Я имею в виду прот. Георгия Митрофанова, чьё почти полуторачасовое интервью я послушал благодаря
ссылке в
ФБ Л.И.Блехера.К сожалению, среди русского священства мало найдётся людей, способных не только к пастырскому служению, но и к глубокому и выстраданному взгляду на действительность. Первое и главное, на мой взгляд, впечатление от этого интервью - вот говорит свободный человек. Свободный, самостоятельно и нетрафаретно мыслящий, смелый в оценках и не стесняющийся сказать «я не знаю» - последнее в наши дни встречается не чаще владения древнекитайским.
Тем горше услышать и от него, что «исторической России больше нет», что происходящее в стране уже не затрагивает его так глубоко как прежде, поскольку, в любом случае, речь идёт не о той стране, которую он воспринимал бы как родину в подлинном, не паспортном, смысле слова. Естественно, вопрос о Крыме («Чей Крым?») звучит на этом фоне примерно как вопрос врача в известном несмешном анекдоте - «Пропотел ли больной перед смертью?». Тем не менее, ответ на него он даёт, и ответ блестящий - в рамках предлагаемой концепции, разумеется: «Крым сдан» (из одной из последних телеграмм барона П.Н.Врангеля перед эвакуацией).
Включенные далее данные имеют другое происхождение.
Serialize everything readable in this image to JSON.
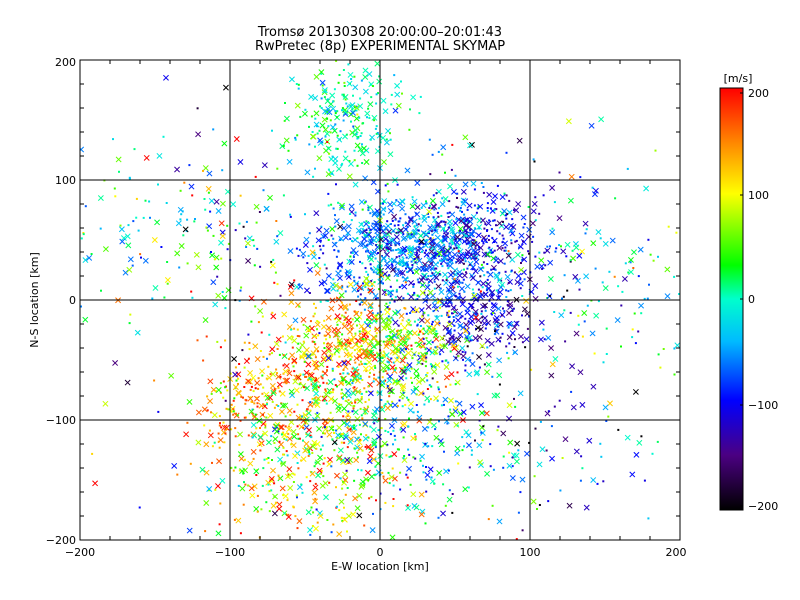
{
  "chart_data": {
    "type": "scatter",
    "title": "Tromsø 20130308 20:00:00–20:01:43",
    "subtitle": "RwPretec (8p) EXPERIMENTAL SKYMAP",
    "xlabel": "E-W location [km]",
    "ylabel": "N-S location [km]",
    "xlim": [
      -200,
      200
    ],
    "ylim": [
      -200,
      200
    ],
    "xticks": [
      "−200",
      "−100",
      "0",
      "100",
      "200"
    ],
    "yticks": [
      "−200",
      "−100",
      "0",
      "100",
      "200"
    ],
    "grid": true,
    "grid_lines": [
      -100,
      0,
      100
    ],
    "markers": [
      "x",
      "dot"
    ],
    "colorbar": {
      "label": "[m/s]",
      "range": [
        -200,
        200
      ],
      "ticks": [
        "200",
        "100",
        "0",
        "−100",
        "−200"
      ],
      "colors": [
        "#000000",
        "#4b0082",
        "#0000ff",
        "#00ffff",
        "#00ff00",
        "#ffff00",
        "#ff8800",
        "#ff0000"
      ]
    },
    "clusters": [
      {
        "x": 20,
        "y": 40,
        "sx": 35,
        "sy": 25,
        "n": 900,
        "v": -60,
        "vs": 45
      },
      {
        "x": -25,
        "y": 150,
        "sx": 20,
        "sy": 30,
        "n": 260,
        "v": 10,
        "vs": 35
      },
      {
        "x": 70,
        "y": 40,
        "sx": 22,
        "sy": 30,
        "n": 220,
        "v": -110,
        "vs": 30
      },
      {
        "x": 60,
        "y": -20,
        "sx": 22,
        "sy": 18,
        "n": 220,
        "v": -110,
        "vs": 35
      },
      {
        "x": -25,
        "y": -45,
        "sx": 28,
        "sy": 25,
        "n": 450,
        "v": 130,
        "vs": 50
      },
      {
        "x": 15,
        "y": -40,
        "sx": 20,
        "sy": 22,
        "n": 220,
        "v": 60,
        "vs": 45
      },
      {
        "x": -85,
        "y": -95,
        "sx": 22,
        "sy": 25,
        "n": 160,
        "v": 150,
        "vs": 45
      },
      {
        "x": -40,
        "y": -110,
        "sx": 35,
        "sy": 35,
        "n": 380,
        "v": 60,
        "vs": 70
      },
      {
        "x": 30,
        "y": -110,
        "sx": 40,
        "sy": 40,
        "n": 260,
        "v": -20,
        "vs": 60
      },
      {
        "x": -50,
        "y": -160,
        "sx": 35,
        "sy": 25,
        "n": 120,
        "v": 120,
        "vs": 60
      },
      {
        "x": -150,
        "y": 60,
        "sx": 40,
        "sy": 30,
        "n": 90,
        "v": -10,
        "vs": 60
      },
      {
        "x": 150,
        "y": 10,
        "sx": 35,
        "sy": 40,
        "n": 110,
        "v": -10,
        "vs": 70
      },
      {
        "x": -110,
        "y": 40,
        "sx": 30,
        "sy": 40,
        "n": 70,
        "v": 20,
        "vs": 80
      },
      {
        "x": 120,
        "y": -120,
        "sx": 30,
        "sy": 40,
        "n": 60,
        "v": -120,
        "vs": 60
      },
      {
        "x": 0,
        "y": 0,
        "sx": 130,
        "sy": 120,
        "n": 200,
        "v": 0,
        "vs": 110
      }
    ]
  }
}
Мне бы не хотелось выступить в качестве дурного литературного критика: «Конечно, г-н N - великий писатель (глубокий философ, гениальный учёный и т. д.), но вот здесь он, в силу своей классовой ограниченности (скованности религиозными предрассудками, национальной предвзятости, духа времени и т. п.) ошибается; впрочем, это дело поправимое, сейчас я вам всё растолкую». Если о. Георгий пришёл к тем выводам, к которым пришёл, значит, имел для этого веские основания. Тем не менее, именно из уважения к нему, я не могу просто принять его точку зрения к сведению и более к ней не возвращаться (кстати, единственно правильная стратегия в 90% случаев), тем более, что, при всей своей внутренней противоречивости (о которой ниже), вопрос об исторической преемственности, по-моему, на сегодняшний день - из самых важных.
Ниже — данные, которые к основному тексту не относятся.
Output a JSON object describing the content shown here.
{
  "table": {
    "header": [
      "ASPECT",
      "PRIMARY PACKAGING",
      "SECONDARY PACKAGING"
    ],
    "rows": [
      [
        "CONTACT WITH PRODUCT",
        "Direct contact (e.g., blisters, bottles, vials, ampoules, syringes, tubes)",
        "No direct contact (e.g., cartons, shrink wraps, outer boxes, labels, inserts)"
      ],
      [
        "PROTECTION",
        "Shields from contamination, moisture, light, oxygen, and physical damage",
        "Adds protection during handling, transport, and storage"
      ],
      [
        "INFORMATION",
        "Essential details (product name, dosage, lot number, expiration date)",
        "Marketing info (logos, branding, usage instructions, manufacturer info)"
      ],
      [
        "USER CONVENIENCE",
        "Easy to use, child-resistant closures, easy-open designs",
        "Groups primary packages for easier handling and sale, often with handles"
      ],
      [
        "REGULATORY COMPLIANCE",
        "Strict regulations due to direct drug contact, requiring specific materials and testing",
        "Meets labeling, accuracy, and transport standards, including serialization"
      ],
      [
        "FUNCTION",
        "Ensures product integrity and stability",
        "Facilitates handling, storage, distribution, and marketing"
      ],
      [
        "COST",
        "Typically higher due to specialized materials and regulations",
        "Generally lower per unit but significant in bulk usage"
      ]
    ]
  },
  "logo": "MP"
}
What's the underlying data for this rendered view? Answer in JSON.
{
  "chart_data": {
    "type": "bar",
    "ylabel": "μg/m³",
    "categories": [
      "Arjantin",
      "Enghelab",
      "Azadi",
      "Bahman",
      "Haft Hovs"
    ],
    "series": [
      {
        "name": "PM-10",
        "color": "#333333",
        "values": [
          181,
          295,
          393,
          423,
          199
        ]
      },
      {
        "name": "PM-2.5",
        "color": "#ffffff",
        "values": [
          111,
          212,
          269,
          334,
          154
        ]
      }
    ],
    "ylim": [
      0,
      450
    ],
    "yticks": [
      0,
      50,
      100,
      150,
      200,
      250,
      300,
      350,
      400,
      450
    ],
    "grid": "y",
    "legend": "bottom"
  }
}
На мин. 1.22 о. Георгий говорит: «Теперь я понимаю, что, во-первых, историческая Россия - та - невосстановима, и не только потому что она прекрасна, а нынешняя ужасна (по сравнению с нею), но и потому что она была не столь прекрасна, как мне казалось, и многое в современной России, которая меня не очень вдохновляет своим состояним, на самом деле, коренится ещё в той России, как и в Московской Руси и так далее». Мне кажется, здесь налицо логическое противоречие: пресловутая «историческая Россия» невосстановима, а преемственность непоправимо нарушена - именно потому, что «…многое в современной России… коренится ещё в той России». Если бы я имел в виду показать несостоятельность позиции о. Георгия, этой логической ошибки было бы вполне достаточно; что называется, Q.E.D, проехали, можно не обращать внимания, и далее, как было сказано выше. Но проблема не в том, что мешающая мне концепция недостаточно корректно, в данном случае, аргументируется. Суть в том, чтобы понять её внутреннюю относительную оправданность и проверить, отражает ли она реальность более высокого порядка.
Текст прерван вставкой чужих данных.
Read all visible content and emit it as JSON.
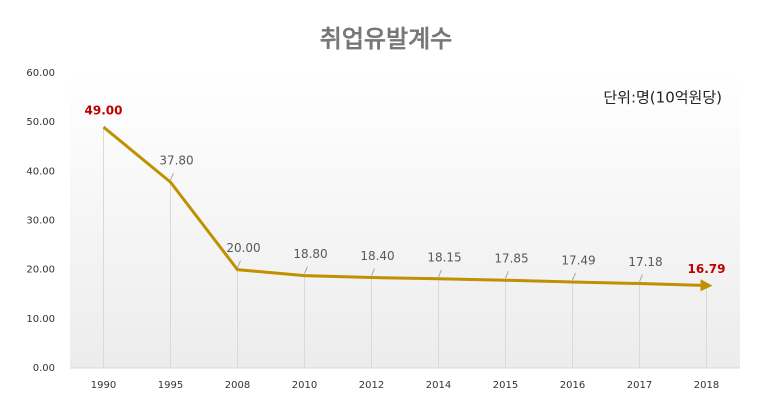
{
  "chart_data": {
    "type": "line",
    "title": "취업유발계수",
    "annotation": "단위:명(10억원당)",
    "categories": [
      "1990",
      "1995",
      "2008",
      "2010",
      "2012",
      "2014",
      "2015",
      "2016",
      "2017",
      "2018"
    ],
    "values": [
      49,
      37.8,
      20,
      18.8,
      18.4,
      18.15,
      17.85,
      17.49,
      17.18,
      16.79
    ],
    "value_labels": [
      "49.00",
      "37.80",
      "20.00",
      "18.80",
      "18.40",
      "18.15",
      "17.85",
      "17.49",
      "17.18",
      "16.79"
    ],
    "color": "#bf9000",
    "ylim": [
      0,
      60
    ],
    "yticks": [
      {
        "value": 0,
        "label": "0.00"
      },
      {
        "value": 10,
        "label": "10.00"
      },
      {
        "value": 20,
        "label": "20.00"
      },
      {
        "value": 30,
        "label": "30.00"
      },
      {
        "value": 40,
        "label": "40.00"
      },
      {
        "value": 50,
        "label": "50.00"
      },
      {
        "value": 60,
        "label": "60.00"
      }
    ]
  }
}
Может показаться, будто я противоречу самому себе, утверждая, что позиция о. Георгия внутренне оправданна и коренится едва ли не в самой чистой и свободной от идеологического шлака составляющей подлинного патриотизма - «любви к отеческим гробам». На самом деле, это не так, и противоречия здесь никакого нет. Суть же вот в чём: действительность может раздражать, не устраивать по разным причинам, даже угнетать - но хуже всего, когда она начинает оскорблять нравственное чувство. Когда это происходит, возникает болезненное желание «вырвать себе глаз». В нынешней российской действительности, независимо от всевозможных нестроений, как обусловленных объективно, так и созданных злонамеренно или по глупости, есть вещи, оскорбительные для чуткого человека. Если бы при этом они были чётко очерчены, и можно было бы себя им противопоставить, никакой трагедии в этом не было бы. Но трагедия - именно трагедия - есть, и заключается она в том, что кощунство разлито в эфире, перетекает из одних форм в другие, меняя по ходу дела идеологические обличья, но оставаясь кощунством. Ощущение непоправимой порочности нынешней России - к сожалению, отнюдь не прерогатива тех, кто только к нему и стремится, можно сказать, им живёт и наслаждается; оно возникает у всякого, кто сталкивается с нарастающей волной поклонения идолу государственной мощи, оправдывающего решительно всё, в чём психически нормальный человек не мог бы не усмотреть преступления.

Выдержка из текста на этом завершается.